Page:Bakounine - Œuvres t6.djvu/283

Le texte de cette page a été corrigé et est conforme au fac-similé.

Huit à neuf mois passés ensemble, il n’en fallait pas tant pour connaître à fond ce monsieur. Le résultat de cette mutuelle connaissance fut de ma part un dégoût profond, et de la sienne une haine inextinguible.
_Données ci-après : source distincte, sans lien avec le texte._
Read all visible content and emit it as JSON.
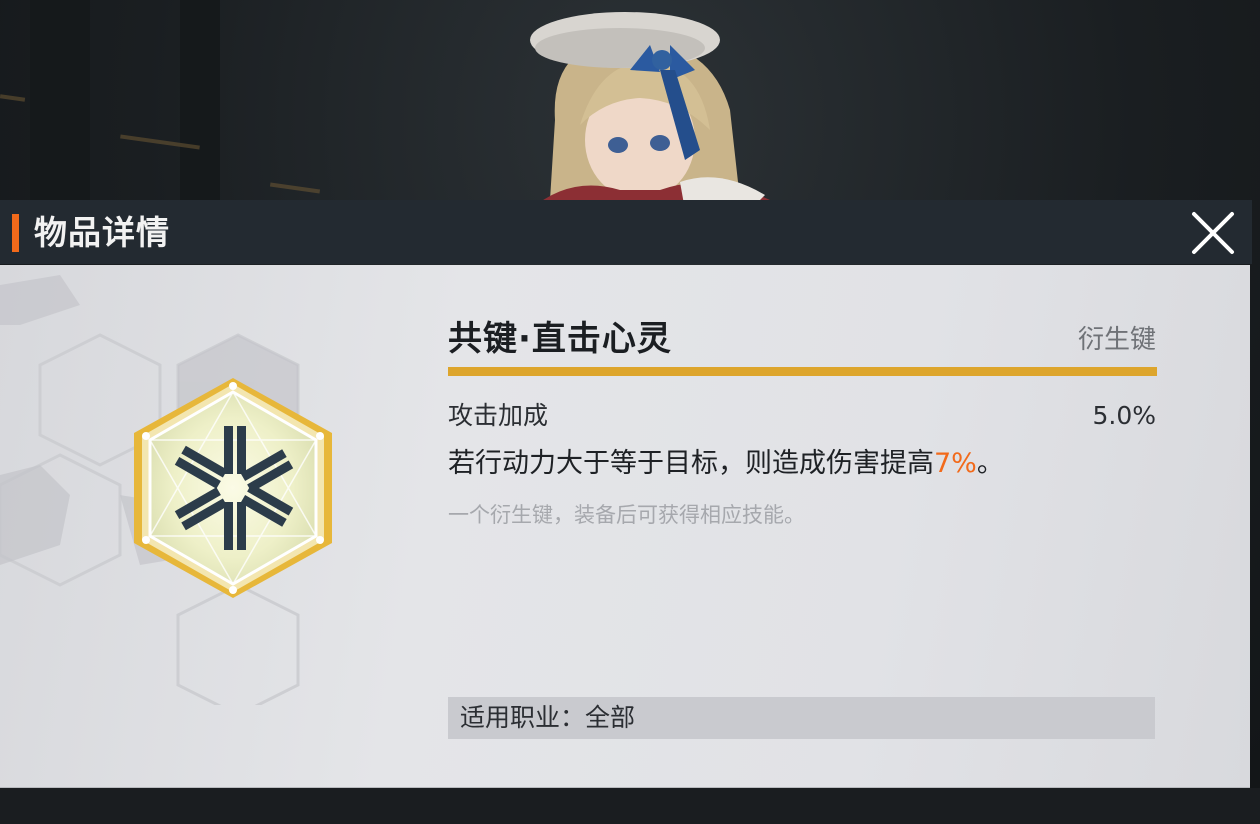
{
  "header": {
    "title": "物品详情"
  },
  "item": {
    "name": "共键·直击心灵",
    "type": "衍生键",
    "stat_label": "攻击加成",
    "stat_value": "5.0%",
    "effect_prefix": "若行动力大于等于目标，则造成伤害提高",
    "effect_highlight": "7%",
    "effect_suffix": "。",
    "description": "一个衍生键，装备后可获得相应技能。",
    "class_restriction": "适用职业：全部"
  },
  "colors": {
    "accent_orange": "#f26a1b",
    "gold": "#dda52c",
    "header_bg": "#232a31"
  },
  "icons": {
    "close": "close-icon",
    "emblem": "keystone-emblem-icon"
  }
}
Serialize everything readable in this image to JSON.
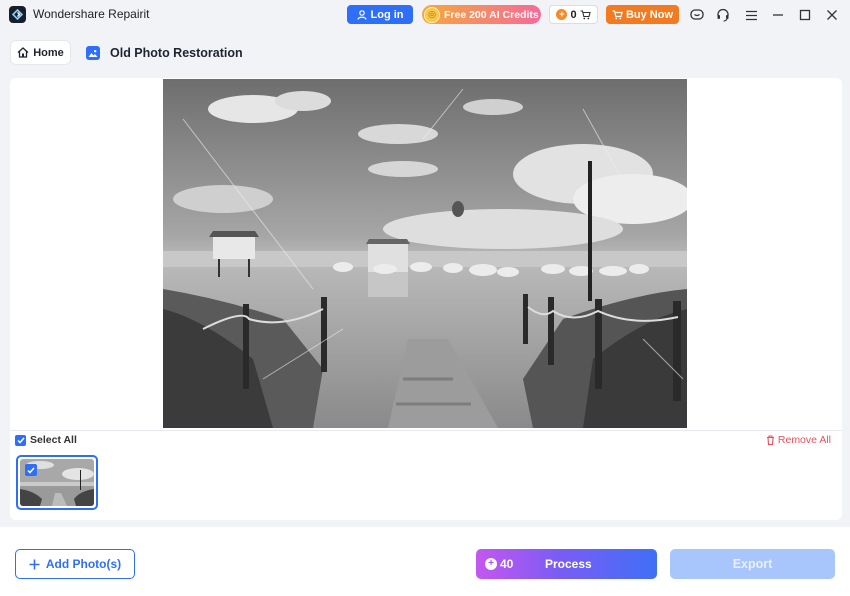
{
  "app": {
    "name": "Wondershare Repairit",
    "icon": "repairit-logo-icon"
  },
  "titlebar": {
    "login_label": "Log in",
    "credits_label": "Free 200 AI Credits",
    "cart_count": "0",
    "buy_label": "Buy Now",
    "icons": [
      "chat-icon",
      "headset-support-icon",
      "menu-icon",
      "minimize-icon",
      "maximize-icon",
      "close-icon"
    ]
  },
  "breadcrumb": {
    "home_label": "Home",
    "page_title": "Old Photo Restoration"
  },
  "gallery": {
    "select_all_label": "Select All",
    "select_all_checked": true,
    "remove_all_label": "Remove All",
    "thumbnails": [
      {
        "selected": true
      }
    ]
  },
  "actions": {
    "add_label": "Add Photo(s)",
    "process_cost": "40",
    "process_label": "Process",
    "export_label": "Export"
  },
  "colors": {
    "accent": "#2f6ff7",
    "buy": "#f27a21",
    "danger": "#e8505b",
    "export_disabled": "#a8c6fb"
  }
}
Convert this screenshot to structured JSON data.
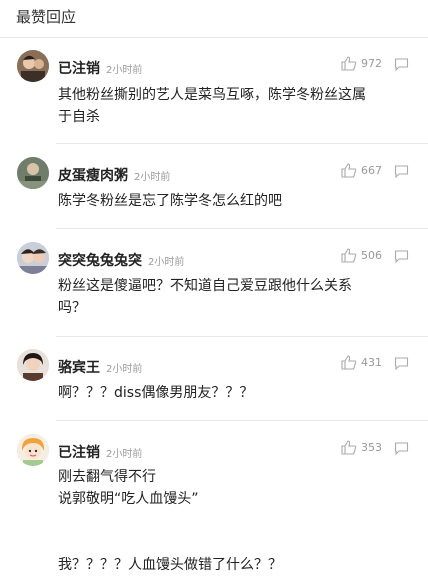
{
  "section_title": "最赞回应",
  "comments": [
    {
      "user": "已注销",
      "time": "2小时前",
      "likes": "972",
      "text": "其他粉丝撕别的艺人是菜鸟互啄，陈学冬粉丝这属\n于自杀"
    },
    {
      "user": "皮蛋瘦肉粥",
      "time": "2小时前",
      "likes": "667",
      "text": "陈学冬粉丝是忘了陈学冬怎么红的吧"
    },
    {
      "user": "突突兔兔兔突",
      "time": "2小时前",
      "likes": "506",
      "text": "粉丝这是傻逼吧？不知道自己爱豆跟他什么关系\n吗？"
    },
    {
      "user": "骆宾王",
      "time": "2小时前",
      "likes": "431",
      "text": "啊？？？diss偶像男朋友？？？"
    },
    {
      "user": "已注销",
      "time": "2小时前",
      "likes": "353",
      "text": "刚去翻气得不行\n说郭敬明“吃人血馒头”\n\n\n我？？？？人血馒头做错了什么？？"
    }
  ],
  "icons": {
    "like": "thumbs-up-icon",
    "reply": "comment-bubble-icon"
  },
  "colors": {
    "text": "#222222",
    "meta": "#9a9a9a",
    "divider": "#e8e8e8"
  }
}
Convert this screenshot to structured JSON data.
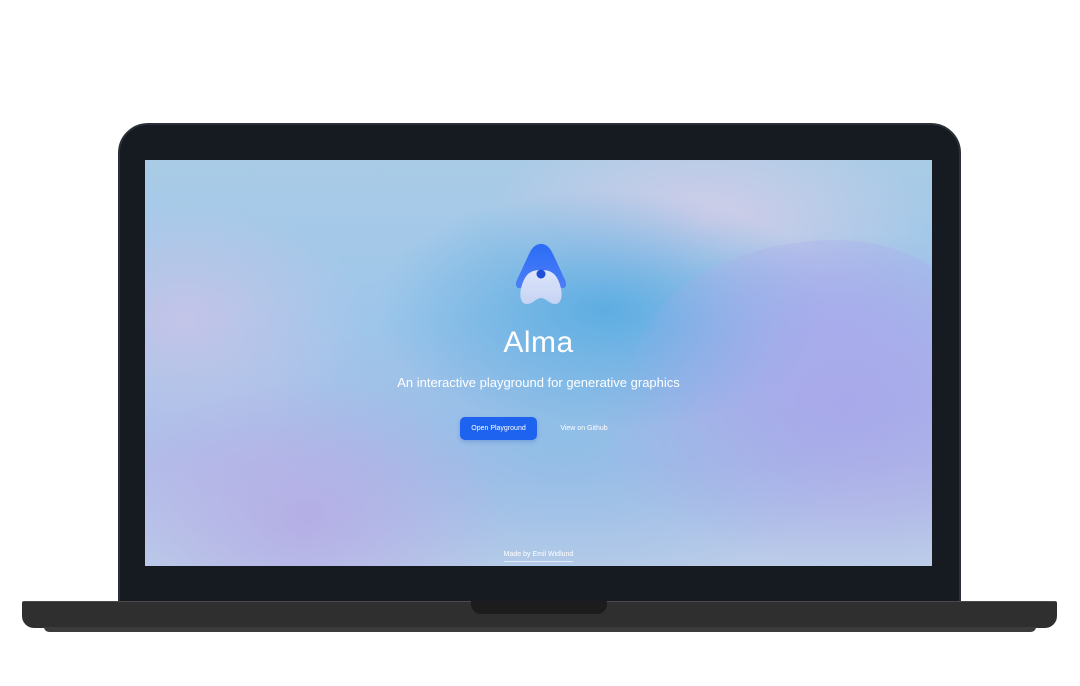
{
  "app": {
    "name": "Alma",
    "tagline": "An interactive playground for generative graphics"
  },
  "actions": {
    "primary_label": "Open Playground",
    "secondary_label": "View on Github"
  },
  "footer": {
    "credit": "Made by Emil Widlund"
  },
  "colors": {
    "accent": "#1e62f0",
    "bezel": "#161b22",
    "base": "#2f2f2f"
  },
  "icons": {
    "logo": "alma-logo-icon"
  }
}
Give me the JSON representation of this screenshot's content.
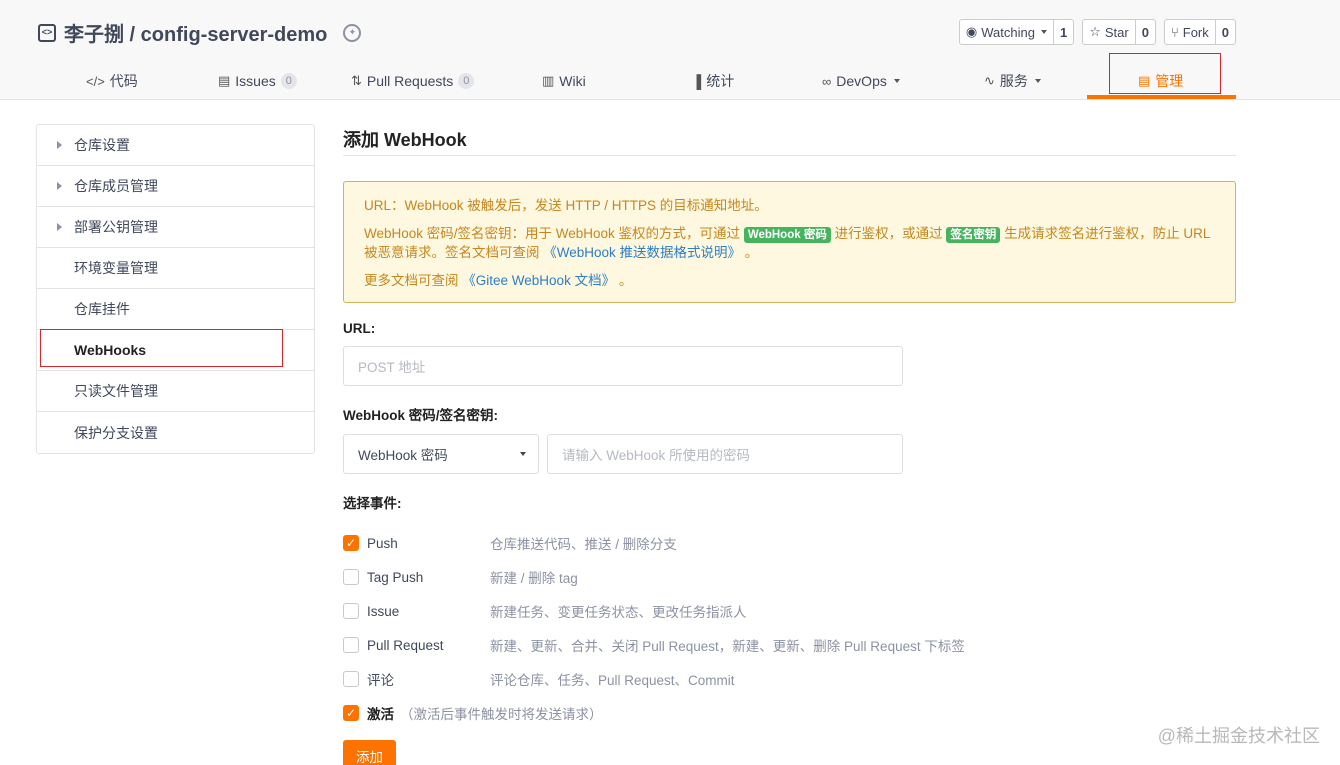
{
  "header": {
    "repo_name": "李子捌 / config-server-demo",
    "actions": [
      {
        "label": "Watching",
        "count": "1",
        "icon": "eye-icon"
      },
      {
        "label": "Star",
        "count": "0",
        "icon": "star-icon"
      },
      {
        "label": "Fork",
        "count": "0",
        "icon": "fork-icon"
      }
    ],
    "tabs": [
      {
        "label": "代码",
        "icon": "code-icon"
      },
      {
        "label": "Issues",
        "count": "0",
        "icon": "issues-icon"
      },
      {
        "label": "Pull Requests",
        "count": "0",
        "icon": "pull-request-icon"
      },
      {
        "label": "Wiki",
        "icon": "wiki-icon"
      },
      {
        "label": "统计",
        "icon": "stats-icon"
      },
      {
        "label": "DevOps",
        "icon": "devops-icon"
      },
      {
        "label": "服务",
        "icon": "pulse-icon"
      },
      {
        "label": "管理",
        "icon": "manage-icon",
        "active": true
      }
    ],
    "accent_color": "#fe7300"
  },
  "sidebar": {
    "items": [
      {
        "label": "仓库设置",
        "expandable": true
      },
      {
        "label": "仓库成员管理",
        "expandable": true
      },
      {
        "label": "部署公钥管理",
        "expandable": true
      },
      {
        "label": "环境变量管理"
      },
      {
        "label": "仓库挂件"
      },
      {
        "label": "WebHooks",
        "active": true
      },
      {
        "label": "只读文件管理"
      },
      {
        "label": "保护分支设置"
      }
    ]
  },
  "main": {
    "title": "添加 WebHook",
    "notice": {
      "line1": "URL：WebHook 被触发后，发送 HTTP / HTTPS 的目标通知地址。",
      "line2_a": "WebHook 密码/签名密钥：用于 WebHook 鉴权的方式，可通过 ",
      "tag1": "WebHook 密码",
      "line2_b": " 进行鉴权，或通过 ",
      "tag2": "签名密钥",
      "line2_c": " 生成请求签名进行鉴权，防止 URL 被恶意请求。签名文档可查阅 ",
      "link1": "《WebHook 推送数据格式说明》",
      "line2_d": " 。",
      "line3_a": "更多文档可查阅 ",
      "link2": "《Gitee WebHook 文档》",
      "line3_b": " 。"
    },
    "url_label": "URL:",
    "url_placeholder": "POST 地址",
    "secret_label": "WebHook 密码/签名密钥:",
    "secret_type": "WebHook 密码",
    "secret_placeholder": "请输入 WebHook 所使用的密码",
    "events_label": "选择事件:",
    "events": [
      {
        "name": "Push",
        "desc": "仓库推送代码、推送 / 删除分支",
        "checked": true
      },
      {
        "name": "Tag Push",
        "desc": "新建 / 删除 tag",
        "checked": false
      },
      {
        "name": "Issue",
        "desc": "新建任务、变更任务状态、更改任务指派人",
        "checked": false
      },
      {
        "name": "Pull Request",
        "desc": "新建、更新、合并、关闭 Pull Request，新建、更新、删除 Pull Request 下标签",
        "checked": false
      },
      {
        "name": "评论",
        "desc": "评论仓库、任务、Pull Request、Commit",
        "checked": false
      }
    ],
    "activate_label": "激活",
    "activate_hint": "（激活后事件触发时将发送请求）",
    "activate_checked": true,
    "submit_label": "添加"
  },
  "watermark": "@稀土掘金技术社区"
}
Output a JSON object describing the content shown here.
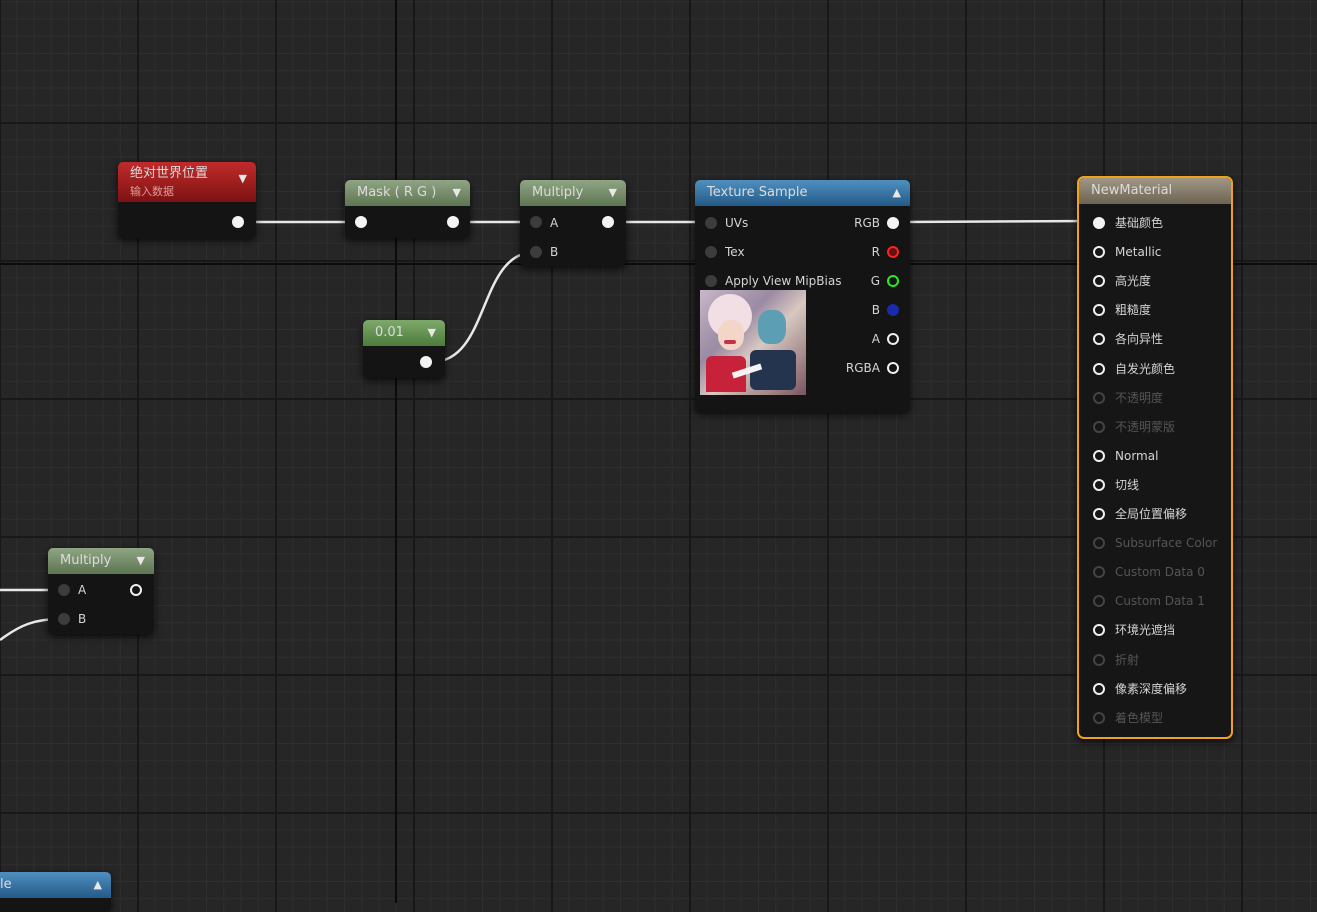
{
  "nodes": {
    "world_position": {
      "title": "绝对世界位置",
      "subtitle": "输入数据"
    },
    "mask": {
      "title": "Mask ( R G )"
    },
    "multiply_top": {
      "title": "Multiply",
      "pin_a": "A",
      "pin_b": "B"
    },
    "constant": {
      "title": "0.01"
    },
    "texture_sample": {
      "title": "Texture Sample",
      "inputs": [
        "UVs",
        "Tex",
        "Apply View MipBias"
      ],
      "outputs": [
        "RGB",
        "R",
        "G",
        "B",
        "A",
        "RGBA"
      ]
    },
    "multiply_bottom": {
      "title": "Multiply",
      "pin_a": "A",
      "pin_b": "B"
    },
    "partial_node": {
      "title": "le"
    },
    "material": {
      "title": "NewMaterial",
      "pins": [
        {
          "label": "基础颜色",
          "enabled": true
        },
        {
          "label": "Metallic",
          "enabled": true
        },
        {
          "label": "高光度",
          "enabled": true
        },
        {
          "label": "粗糙度",
          "enabled": true
        },
        {
          "label": "各向异性",
          "enabled": true
        },
        {
          "label": "自发光颜色",
          "enabled": true
        },
        {
          "label": "不透明度",
          "enabled": false
        },
        {
          "label": "不透明蒙版",
          "enabled": false
        },
        {
          "label": "Normal",
          "enabled": true
        },
        {
          "label": "切线",
          "enabled": true
        },
        {
          "label": "全局位置偏移",
          "enabled": true
        },
        {
          "label": "Subsurface Color",
          "enabled": false
        },
        {
          "label": "Custom Data 0",
          "enabled": false
        },
        {
          "label": "Custom Data 1",
          "enabled": false
        },
        {
          "label": "环境光遮挡",
          "enabled": true
        },
        {
          "label": "折射",
          "enabled": false
        },
        {
          "label": "像素深度偏移",
          "enabled": true
        },
        {
          "label": "着色模型",
          "enabled": false
        }
      ]
    }
  },
  "colors": {
    "material_border": "#f0a21c",
    "wire": "#e8e8e8",
    "r_pin": "#ff2222",
    "g_pin": "#22ee22",
    "b_pin": "#1a2aaa"
  }
}
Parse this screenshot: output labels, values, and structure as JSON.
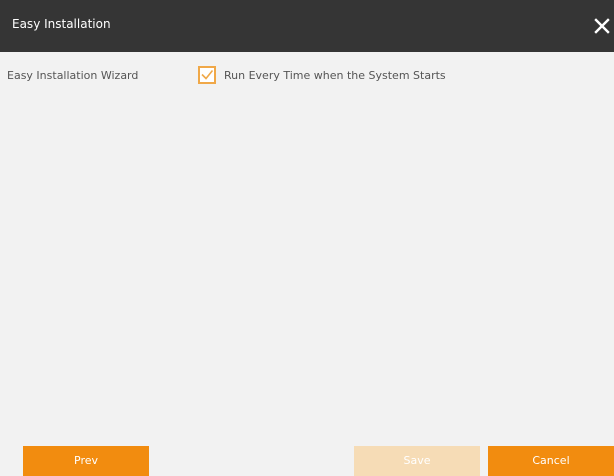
{
  "window": {
    "title": "Easy Installation",
    "close_icon": "close-icon"
  },
  "settings": {
    "wizard_label": "Easy Installation Wizard",
    "run_every_time": {
      "label": "Run Every Time when the System Starts",
      "checked": true
    }
  },
  "footer": {
    "prev_label": "Prev",
    "save_label": "Save",
    "cancel_label": "Cancel",
    "save_enabled": false
  },
  "colors": {
    "titlebar": "#353535",
    "accent": "#f28c0f",
    "accent_disabled": "#f6dcb6",
    "checkbox_border": "#f0a848",
    "background": "#f2f2f2"
  }
}
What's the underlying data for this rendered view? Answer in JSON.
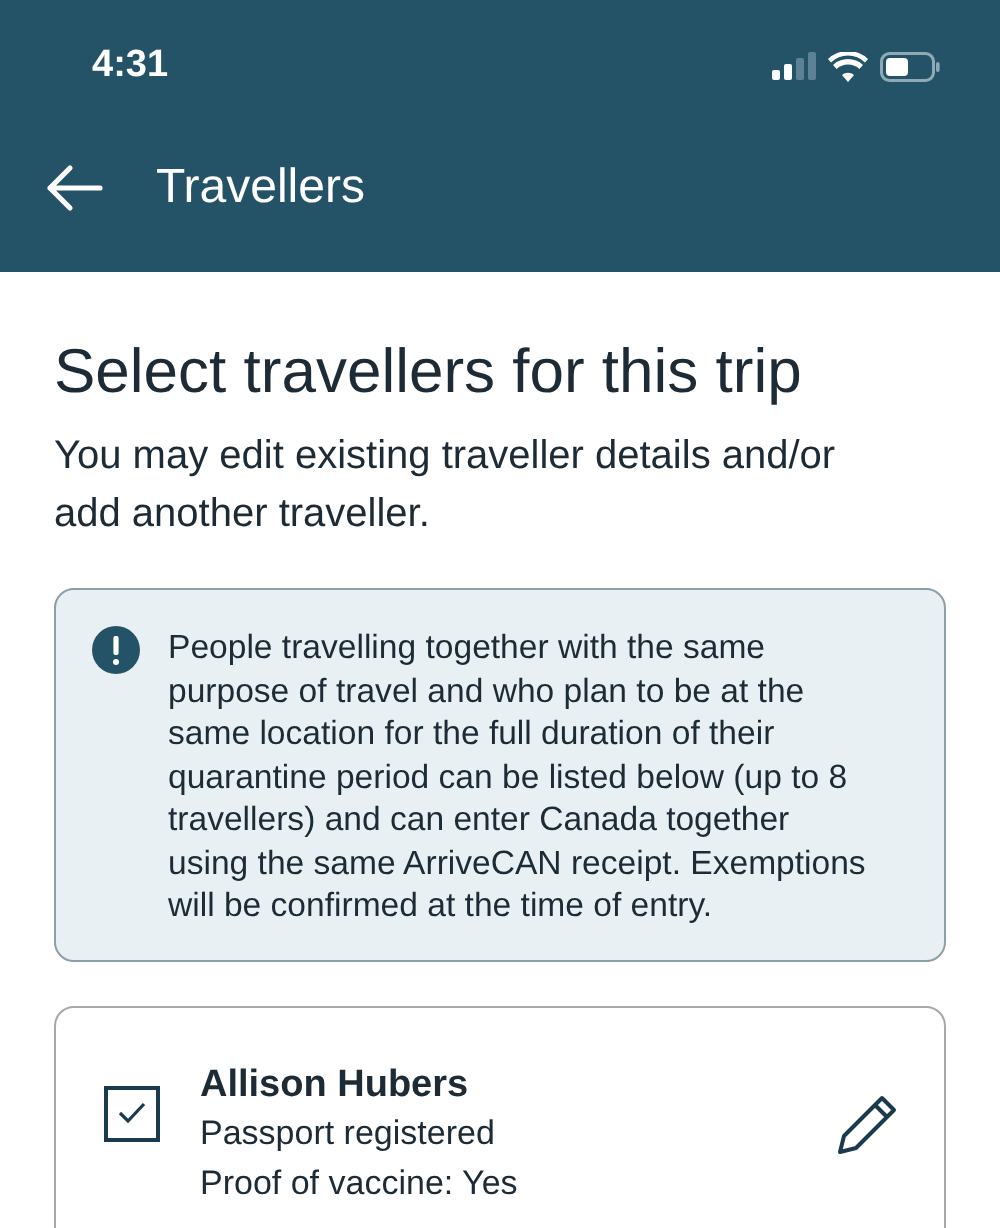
{
  "status_bar": {
    "time": "4:31"
  },
  "header": {
    "title": "Travellers"
  },
  "heading": "Select travellers for this trip",
  "intro": "You may edit existing traveller details and/or add another traveller.",
  "notice": {
    "text": "People travelling together with the same purpose of travel and who plan to be at the same location for the full duration of their quarantine period can be listed below (up to 8 travellers) and can enter Canada together using the same ArriveCAN receipt. Exemptions will be confirmed at the time of entry."
  },
  "travellers": [
    {
      "name": "Allison Hubers",
      "checked": true,
      "details": [
        "Passport registered",
        "Proof of vaccine: Yes"
      ]
    }
  ]
}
|104 Jouk m’avait alors proposé de fonder un journal russe. Le mari de Mme Levachof avait donné pour cet objet mille roubles à Jouk. Mais Mme Levachof, qui s’était prise d’une passion furieuse pour Outine, voulut absolument que celui-ci prît part à cette rédaction. Il y avait incompatibilité absolue, non d’idées, car à proprement parler Outine n’en avait aucune, et il disait que nous devions accepter les principes que la jeunesse russe trouverait bon de nous infuser, — il y avait incompatibilité absolue d’humeur, de tempérament, de but. Nous voulions la chose, Outine ne cherchait que lui-même. Je m’opposai donc longtemps à toute alliance avec Outine. De guerre lasse, je cédai ; et, après une courte épreuve, comme l’argent était proprement à Mme Levachof, j’abandonnai à Outine le journal avec son titre[1]. — Je ne finirais jamais si je devais raconter toutes les misérables et sales intrigues d’Outine.

Avant d’être entré dans l’Association Internationale, j’étais international. Outine, au contraire, se posait comme un patriote exclusivement national,

  1. Ce journal s’appelait Narodnoé Diélo (La Cause du Peuple). Bakounine n’a collaboré qu’au premier numéro, paru le 1er septembre 1868.